That's a pretty odd question.
TypeScript is a superset of JavaScript. All valid JavaScript is syntactically valid TypeScript (though TypeScript may be stricter about type conversions). The goal of TypeScript is to add type semantics to JavaScript, aside from type-related features like interfaces and type aliases most syntax additions are either based on features recently introduced to JavaScript or features proposed to be added to the language (enums may be an exception to that though).

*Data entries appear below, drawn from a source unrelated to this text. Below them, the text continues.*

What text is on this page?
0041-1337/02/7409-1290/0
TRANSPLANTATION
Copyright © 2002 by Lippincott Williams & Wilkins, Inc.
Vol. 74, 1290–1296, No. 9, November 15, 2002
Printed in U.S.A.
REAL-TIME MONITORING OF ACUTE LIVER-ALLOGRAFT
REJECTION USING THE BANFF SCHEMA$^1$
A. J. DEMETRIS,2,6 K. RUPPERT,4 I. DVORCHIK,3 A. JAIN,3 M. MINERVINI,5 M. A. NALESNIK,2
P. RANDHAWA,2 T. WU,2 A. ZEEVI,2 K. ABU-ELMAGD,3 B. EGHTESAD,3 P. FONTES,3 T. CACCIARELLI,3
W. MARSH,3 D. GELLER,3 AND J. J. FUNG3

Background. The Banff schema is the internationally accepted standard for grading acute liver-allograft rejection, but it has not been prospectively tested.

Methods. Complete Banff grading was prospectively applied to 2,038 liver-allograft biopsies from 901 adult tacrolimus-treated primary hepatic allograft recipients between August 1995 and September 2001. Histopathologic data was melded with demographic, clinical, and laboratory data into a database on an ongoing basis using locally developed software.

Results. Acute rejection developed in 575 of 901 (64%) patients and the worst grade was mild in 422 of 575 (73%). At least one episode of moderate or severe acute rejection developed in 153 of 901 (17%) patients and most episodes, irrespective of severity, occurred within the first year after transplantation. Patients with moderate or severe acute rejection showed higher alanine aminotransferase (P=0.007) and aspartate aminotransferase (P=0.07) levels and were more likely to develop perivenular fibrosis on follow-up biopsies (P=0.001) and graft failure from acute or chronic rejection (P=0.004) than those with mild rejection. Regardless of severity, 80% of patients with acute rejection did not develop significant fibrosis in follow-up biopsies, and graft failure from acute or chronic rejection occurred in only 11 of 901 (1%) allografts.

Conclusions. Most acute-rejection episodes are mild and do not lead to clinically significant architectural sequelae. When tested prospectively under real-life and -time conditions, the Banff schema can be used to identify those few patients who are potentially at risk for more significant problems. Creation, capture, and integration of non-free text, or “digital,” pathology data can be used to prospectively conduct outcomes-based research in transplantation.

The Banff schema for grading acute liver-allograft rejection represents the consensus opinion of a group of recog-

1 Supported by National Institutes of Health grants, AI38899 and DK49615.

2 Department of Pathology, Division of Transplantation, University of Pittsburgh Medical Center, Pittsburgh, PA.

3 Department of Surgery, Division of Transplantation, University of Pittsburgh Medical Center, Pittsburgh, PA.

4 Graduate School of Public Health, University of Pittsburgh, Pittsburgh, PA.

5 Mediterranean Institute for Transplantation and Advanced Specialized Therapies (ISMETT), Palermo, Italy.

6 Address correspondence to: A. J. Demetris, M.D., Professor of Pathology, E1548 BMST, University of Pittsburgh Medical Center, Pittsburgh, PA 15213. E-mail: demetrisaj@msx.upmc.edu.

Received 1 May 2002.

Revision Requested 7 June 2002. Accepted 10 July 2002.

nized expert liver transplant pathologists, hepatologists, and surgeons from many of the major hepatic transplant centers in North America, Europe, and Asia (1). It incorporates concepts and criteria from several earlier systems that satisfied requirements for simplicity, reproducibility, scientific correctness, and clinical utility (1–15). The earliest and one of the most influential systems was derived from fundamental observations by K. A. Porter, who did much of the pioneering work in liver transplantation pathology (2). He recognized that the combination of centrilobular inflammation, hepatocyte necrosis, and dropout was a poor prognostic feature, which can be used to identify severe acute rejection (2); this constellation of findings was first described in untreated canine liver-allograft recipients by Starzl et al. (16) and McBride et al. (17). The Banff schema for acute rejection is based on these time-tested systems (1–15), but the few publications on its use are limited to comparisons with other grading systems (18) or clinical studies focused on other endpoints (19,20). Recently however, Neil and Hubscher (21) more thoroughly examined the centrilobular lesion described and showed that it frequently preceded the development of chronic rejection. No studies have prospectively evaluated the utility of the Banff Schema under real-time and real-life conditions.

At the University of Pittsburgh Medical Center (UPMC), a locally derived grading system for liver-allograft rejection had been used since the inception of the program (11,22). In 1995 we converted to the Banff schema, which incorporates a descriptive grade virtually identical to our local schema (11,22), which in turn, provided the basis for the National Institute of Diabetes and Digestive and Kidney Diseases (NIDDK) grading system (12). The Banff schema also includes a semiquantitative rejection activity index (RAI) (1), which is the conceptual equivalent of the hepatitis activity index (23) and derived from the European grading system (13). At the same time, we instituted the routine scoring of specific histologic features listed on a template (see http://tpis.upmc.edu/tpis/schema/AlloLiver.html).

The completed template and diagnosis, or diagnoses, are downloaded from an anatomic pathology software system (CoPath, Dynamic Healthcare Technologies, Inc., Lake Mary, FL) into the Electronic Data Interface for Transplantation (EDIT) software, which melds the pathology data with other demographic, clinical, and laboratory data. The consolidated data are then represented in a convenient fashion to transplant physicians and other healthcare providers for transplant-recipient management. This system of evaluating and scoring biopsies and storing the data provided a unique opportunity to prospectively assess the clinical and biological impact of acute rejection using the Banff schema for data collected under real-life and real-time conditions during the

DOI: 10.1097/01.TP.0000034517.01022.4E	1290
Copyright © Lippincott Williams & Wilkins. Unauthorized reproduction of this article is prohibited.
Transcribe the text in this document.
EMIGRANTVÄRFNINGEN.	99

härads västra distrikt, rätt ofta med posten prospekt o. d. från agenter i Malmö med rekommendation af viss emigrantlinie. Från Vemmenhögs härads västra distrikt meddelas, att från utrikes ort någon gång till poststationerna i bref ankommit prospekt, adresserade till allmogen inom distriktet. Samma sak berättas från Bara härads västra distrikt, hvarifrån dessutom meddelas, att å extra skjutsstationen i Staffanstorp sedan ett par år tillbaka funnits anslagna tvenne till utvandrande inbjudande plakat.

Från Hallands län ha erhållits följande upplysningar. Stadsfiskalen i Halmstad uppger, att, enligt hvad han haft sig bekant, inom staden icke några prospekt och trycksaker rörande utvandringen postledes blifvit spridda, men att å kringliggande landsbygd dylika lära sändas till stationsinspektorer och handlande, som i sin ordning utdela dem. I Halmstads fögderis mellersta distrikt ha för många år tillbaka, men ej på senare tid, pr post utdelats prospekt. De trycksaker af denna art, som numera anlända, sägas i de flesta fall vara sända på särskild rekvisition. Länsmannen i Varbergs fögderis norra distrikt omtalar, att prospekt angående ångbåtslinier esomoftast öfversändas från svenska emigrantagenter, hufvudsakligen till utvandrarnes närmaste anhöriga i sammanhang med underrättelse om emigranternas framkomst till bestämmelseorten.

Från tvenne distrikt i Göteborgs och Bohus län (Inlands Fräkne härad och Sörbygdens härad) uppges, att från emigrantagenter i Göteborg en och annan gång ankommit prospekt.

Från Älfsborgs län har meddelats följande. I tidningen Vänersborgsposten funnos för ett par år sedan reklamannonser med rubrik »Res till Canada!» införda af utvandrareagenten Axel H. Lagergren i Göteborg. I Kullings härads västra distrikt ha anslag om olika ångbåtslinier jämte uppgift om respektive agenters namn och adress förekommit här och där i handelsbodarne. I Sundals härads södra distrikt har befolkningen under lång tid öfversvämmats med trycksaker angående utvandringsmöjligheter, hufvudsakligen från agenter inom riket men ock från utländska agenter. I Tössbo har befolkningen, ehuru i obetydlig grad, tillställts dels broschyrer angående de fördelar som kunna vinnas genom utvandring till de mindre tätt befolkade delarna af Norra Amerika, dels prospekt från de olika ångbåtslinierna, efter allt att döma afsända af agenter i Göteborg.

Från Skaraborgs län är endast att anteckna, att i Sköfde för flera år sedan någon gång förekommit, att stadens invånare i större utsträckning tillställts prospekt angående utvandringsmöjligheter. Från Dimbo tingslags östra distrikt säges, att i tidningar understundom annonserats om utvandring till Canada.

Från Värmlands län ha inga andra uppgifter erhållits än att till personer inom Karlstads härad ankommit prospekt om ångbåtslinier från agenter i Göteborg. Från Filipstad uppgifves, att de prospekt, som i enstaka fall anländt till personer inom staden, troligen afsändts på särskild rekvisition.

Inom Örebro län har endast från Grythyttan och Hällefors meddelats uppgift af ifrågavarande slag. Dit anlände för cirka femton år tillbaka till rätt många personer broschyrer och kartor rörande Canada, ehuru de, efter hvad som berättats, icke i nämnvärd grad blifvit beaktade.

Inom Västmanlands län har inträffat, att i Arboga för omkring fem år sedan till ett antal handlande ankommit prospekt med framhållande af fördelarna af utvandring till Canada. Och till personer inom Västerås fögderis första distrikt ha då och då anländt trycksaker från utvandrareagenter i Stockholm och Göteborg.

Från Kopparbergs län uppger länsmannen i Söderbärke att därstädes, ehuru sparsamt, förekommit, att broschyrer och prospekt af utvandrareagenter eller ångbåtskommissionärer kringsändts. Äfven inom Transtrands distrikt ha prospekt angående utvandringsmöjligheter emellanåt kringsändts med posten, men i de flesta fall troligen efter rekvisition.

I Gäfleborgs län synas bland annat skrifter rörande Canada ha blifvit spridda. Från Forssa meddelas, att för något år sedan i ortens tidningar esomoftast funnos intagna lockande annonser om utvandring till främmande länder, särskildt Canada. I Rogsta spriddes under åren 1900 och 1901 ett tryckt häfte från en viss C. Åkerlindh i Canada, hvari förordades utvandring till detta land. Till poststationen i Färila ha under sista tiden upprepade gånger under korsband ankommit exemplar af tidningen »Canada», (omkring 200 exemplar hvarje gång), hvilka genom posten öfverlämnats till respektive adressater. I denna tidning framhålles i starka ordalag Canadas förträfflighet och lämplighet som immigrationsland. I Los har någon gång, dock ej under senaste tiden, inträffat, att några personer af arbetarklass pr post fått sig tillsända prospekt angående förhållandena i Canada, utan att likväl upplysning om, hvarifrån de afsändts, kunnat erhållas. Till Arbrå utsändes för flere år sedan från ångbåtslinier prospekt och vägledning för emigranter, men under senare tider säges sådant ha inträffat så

The main use of CoffeeScript is to allow Ruby programmers to avoid JavaScript. The goal of CoffeeScript was to create an alternative syntax for JavaScript that is more familiar to Python and Ruby developers and that takes away some of the traps of JavaScript and add some syntactic sugar that didn't exist in JavaScript at the time.
For most purposes, CoffeeScript has been superseded by modern JavaScript (which now includes features like classes and arrow functions), which has led to many people moving from CoffeeScript to plain JavaScript.
TypeScript on the other hand continues to provide benefits on top of JavaScript even as some of the experimental syntax features implemented in TypeScript become part of JavaScript itself. JavaScript won't have a type system like TypeScript's for the foreseeable future, so TypeScript will continue to be beneficial to developers looking for a little more compile time type safety in their JS.
As an alternative to TypeScript consider Flow, which defines itself as an addition to JS rather than an extension of it and has a slightly different philosophy to its type system but otherwise is very similar in purpose and use to TypeScript.
As an alternative to CoffeeScript consider other alternative JS based languages like LiveScript.